In the future, this system will evolve into a multimodal retrieval system that can handle not only text-based documents but also images, audio, tables, figures, and other types of media. This will allow users to query across a diverse set of document types, improving the richness and depth of answers provided by the system.
Key features to be added include:
-
Image Retrieval: Integration of models like CLIP that can generate embeddings for images and link them with text. This will allow image-based searches alongside traditional text-based searches. Additionally, OCR (Optical Character Recognition) will be incorporated to extract text from images.
-
Audio Retrieval: Implementation of speech-to-text models (e.g., Google Speech-to-Text or DeepSpeech) to transcribe audio files into text, which can then be used in the same way as textual data for querying.
-
Table and Figure Extraction: Enhancements to document loaders to support extracting and processing data from tables and figures. This will allow the system to retrieve structured data (e.g., tables from PDFs) and images (e.g., charts and graphs) based on textual queries.
-
Multimodal Embeddings: Utilization of models like CLIP or similar to create unified embeddings for text, images, and audio. This will enable searching across all modalities using a single query, such as combining image and text-based information to retrieve the most relevant documents and media.
These additions will significantly expand the system's capabilities, enabling more dynamic and comprehensive query handling.

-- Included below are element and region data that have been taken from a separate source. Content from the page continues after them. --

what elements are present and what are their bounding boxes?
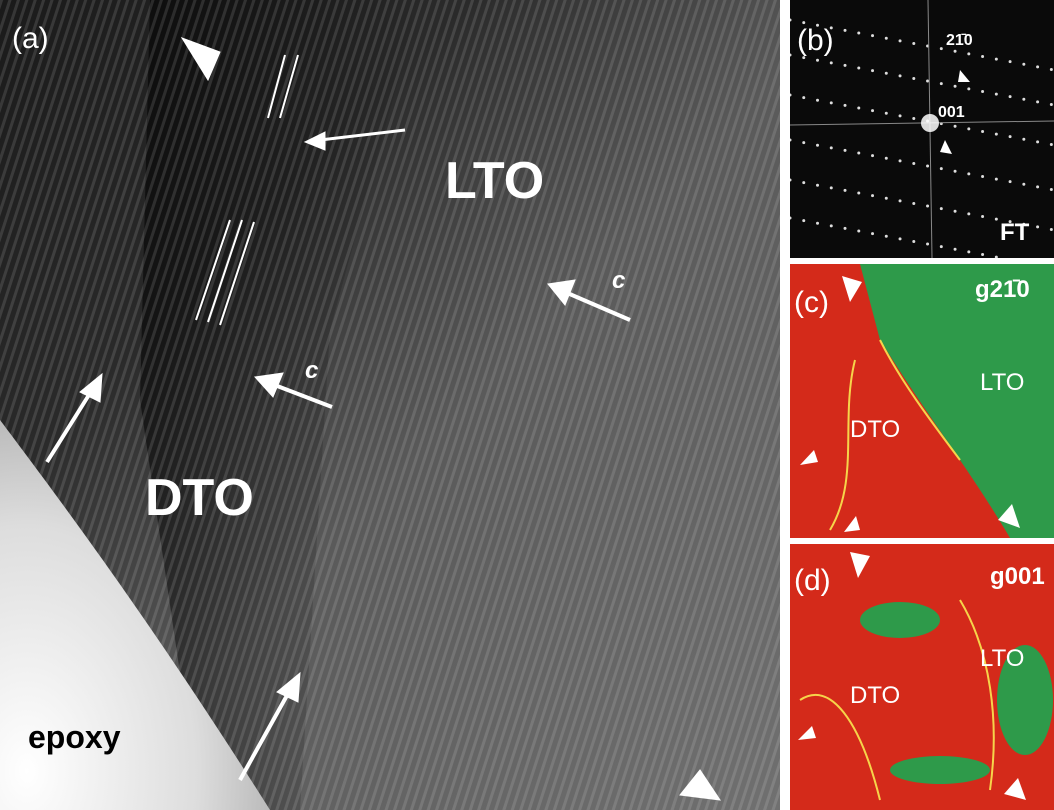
map-label: g21̄0 [975,276,1030,303]
reflection-label: 21̄0 [946,32,973,49]
region-label: DTO [145,469,254,527]
panel-b: (b) 21̄0 001 FT [790,0,1054,258]
arrowhead [958,70,970,82]
panel-label: (c) [794,286,829,319]
central-spot [921,114,939,132]
reflection-label: 001 [938,104,965,121]
region-label: DTO [850,416,900,443]
strain-contour [799,599,995,801]
strain-contour [829,339,961,531]
region-label: DTO [850,682,900,709]
region-label: LTO [980,645,1024,672]
panel-label: (d) [794,564,831,597]
region-label: LTO [445,152,544,210]
map-label: g001 [990,563,1045,590]
region-label: epoxy [28,719,121,755]
region-label: LTO [980,369,1024,396]
lto-region [860,264,1054,538]
panel-label: (a) [12,22,49,55]
green-patch [890,756,990,784]
diffraction-spots [790,18,1054,258]
arrowheads [800,276,1020,532]
epoxy-region [0,420,270,810]
panel-d: (d) g001 LTO DTO [790,544,1054,810]
panel-a: (a) LTO DTO epoxy c c [0,0,780,810]
arrowheads [798,552,1026,800]
fringe-lines [195,54,299,326]
arrows [45,37,722,801]
axis-label: c [612,267,625,294]
axis-label: c [305,357,318,384]
panel-label: (b) [797,24,834,57]
fft-label: FT [1000,219,1030,246]
arrowhead [940,140,952,154]
fft-image [790,0,1054,258]
green-patch [860,602,940,638]
green-patch [997,645,1053,755]
panel-c: (c) g21̄0 LTO DTO [790,264,1054,538]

To make interactions with the system more personalized and context-aware, the memory capabilities will be enhanced to provide a richer user experience. Current plans for memory enhancements include:
-
Contextual Memory: Implementing a memory buffer that stores past interactions, allowing the system to maintain the context of the conversation across multiple queries. This will help to provide more consistent and relevant answers based on previous conversations and queries.
-
Long-Term Memory: Integrating a long-term memory system that can store important information across sessions, enabling the system to "remember" critical data and adapt responses based on past interactions. This could be stored in a database or vector store for efficient retrieval.
-
User-Specific Memory: Allowing users to opt into a personalized memory system where the model retains preferences, interests, or frequently asked questions. This will enhance the relevance and personalization of responses in future sessions.
These memory enhancements will make the system more intelligent, capable of adapting over time to better suit the needs of individual users.
By combining multimodal capabilities with advanced memory features, the system will become more dynamic, intelligent, and user-friendly, offering richer interactions and more powerful document retrieval from a wide variety of data sources.